Ce vendredi 15 novembre, la capitale politique et administrative de la Côte d’Ivoire, Yamoussoukro, a vibré au rythme de la célébration de la Journée Nationale de la Paix. Organisée par la Direction Régionale des Eaux et Forêts, cette journée a été marquée par une marche de cohésion sociale et une opération de plantation de 1 200 arbres, notamment des tecks, sur le site du Président Golf Club de Yamoussoukro.
Les festivités ont débuté par une marche réunissant toutes les forces vives de la ville. Autorités administratives, élus locaux, ONG, citoyens, ainsi que tous les corps d’armées, sans distinction, ont uni leurs efforts pour promouvoir la paix et la cohésion sociale.
Dans son intervention, le représentant du maire de Yamoussoukro a salué l’initiative, soulignant l’importance de telles activités :
« Ces doubles activités, alliant sport et reboisement, ne sont pas seulement bénéfiques pour notre santé physique, mais aussi pour l’équilibre de notre environnement. À l’approche des élections, cultivons un comportement de paix pour préserver l’héritage de notre grand-père, Félix Houphouët-Boigny. »
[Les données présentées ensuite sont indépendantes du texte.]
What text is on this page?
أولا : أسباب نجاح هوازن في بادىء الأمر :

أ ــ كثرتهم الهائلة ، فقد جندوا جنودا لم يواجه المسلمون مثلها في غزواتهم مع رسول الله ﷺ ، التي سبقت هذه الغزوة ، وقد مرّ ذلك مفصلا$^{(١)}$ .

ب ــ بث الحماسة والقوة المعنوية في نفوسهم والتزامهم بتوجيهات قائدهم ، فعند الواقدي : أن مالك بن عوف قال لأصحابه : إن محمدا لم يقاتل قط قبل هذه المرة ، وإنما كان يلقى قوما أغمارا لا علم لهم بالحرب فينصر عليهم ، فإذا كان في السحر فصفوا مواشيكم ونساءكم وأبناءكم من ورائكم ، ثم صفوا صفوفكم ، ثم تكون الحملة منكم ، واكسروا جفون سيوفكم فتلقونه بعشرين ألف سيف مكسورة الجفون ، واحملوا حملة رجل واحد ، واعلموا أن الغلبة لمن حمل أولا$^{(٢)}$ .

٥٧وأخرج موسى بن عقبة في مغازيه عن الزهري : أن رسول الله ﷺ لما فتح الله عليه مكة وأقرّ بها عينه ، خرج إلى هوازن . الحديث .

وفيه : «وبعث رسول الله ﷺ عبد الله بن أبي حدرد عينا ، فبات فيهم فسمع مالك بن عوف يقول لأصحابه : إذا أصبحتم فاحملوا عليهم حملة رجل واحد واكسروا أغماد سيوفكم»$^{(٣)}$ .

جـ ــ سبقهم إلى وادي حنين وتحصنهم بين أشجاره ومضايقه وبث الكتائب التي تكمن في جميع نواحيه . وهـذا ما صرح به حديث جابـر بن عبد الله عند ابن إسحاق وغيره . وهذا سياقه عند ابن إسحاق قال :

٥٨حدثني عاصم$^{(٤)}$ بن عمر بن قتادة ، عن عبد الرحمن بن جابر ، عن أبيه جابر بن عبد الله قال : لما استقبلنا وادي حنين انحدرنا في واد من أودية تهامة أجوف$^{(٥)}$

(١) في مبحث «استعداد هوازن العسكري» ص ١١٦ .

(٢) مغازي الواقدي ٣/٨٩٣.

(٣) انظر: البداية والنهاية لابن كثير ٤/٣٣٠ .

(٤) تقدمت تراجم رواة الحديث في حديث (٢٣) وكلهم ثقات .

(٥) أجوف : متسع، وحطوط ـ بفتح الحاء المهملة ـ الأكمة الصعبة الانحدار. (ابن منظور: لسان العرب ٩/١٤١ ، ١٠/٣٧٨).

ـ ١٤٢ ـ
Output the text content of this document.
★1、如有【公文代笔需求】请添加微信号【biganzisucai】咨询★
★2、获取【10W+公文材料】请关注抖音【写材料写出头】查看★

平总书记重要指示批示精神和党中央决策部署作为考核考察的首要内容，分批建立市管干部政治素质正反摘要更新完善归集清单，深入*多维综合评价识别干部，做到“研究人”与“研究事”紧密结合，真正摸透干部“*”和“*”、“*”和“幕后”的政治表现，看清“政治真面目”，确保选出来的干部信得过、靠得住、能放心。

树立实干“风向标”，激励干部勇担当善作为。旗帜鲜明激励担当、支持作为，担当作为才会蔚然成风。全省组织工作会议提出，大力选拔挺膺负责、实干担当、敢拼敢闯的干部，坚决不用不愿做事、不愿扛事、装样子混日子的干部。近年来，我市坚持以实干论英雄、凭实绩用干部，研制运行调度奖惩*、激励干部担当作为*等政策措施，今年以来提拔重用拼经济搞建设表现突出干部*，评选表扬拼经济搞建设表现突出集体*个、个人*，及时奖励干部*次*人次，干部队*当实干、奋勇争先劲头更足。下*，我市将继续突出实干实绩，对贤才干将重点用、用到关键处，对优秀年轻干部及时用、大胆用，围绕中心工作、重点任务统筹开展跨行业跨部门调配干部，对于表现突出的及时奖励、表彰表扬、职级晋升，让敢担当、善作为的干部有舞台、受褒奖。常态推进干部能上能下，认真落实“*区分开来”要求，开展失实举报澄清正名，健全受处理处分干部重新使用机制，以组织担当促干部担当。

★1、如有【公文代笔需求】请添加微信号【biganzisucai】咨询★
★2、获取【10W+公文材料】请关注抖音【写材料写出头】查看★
Le préfet de région, Coulibaly Gando, président de la cérémonie, a quant à lui mis en avant le rôle crucial de l’arbre dans la recherche de la paix :
« L’arbre est symbole de bien-être. Il représente la sérénité et la paix, comme dans nos villages où les palabres se règlent sous l’ombre apaisante des arbres. Planter un arbre, c’est donc planter un avenir paisible pour nos communautés. »
Le Directeur Régional des Eaux et Forêts, colonel Batto Florent a expliqué que cette opération de reboisement répondait à une directive nationale visant à replanter un hectare par région. À Yamoussoukro, deux hectares seront couverts, symbolisant l’engagement écologique du district et de la région du Bélier.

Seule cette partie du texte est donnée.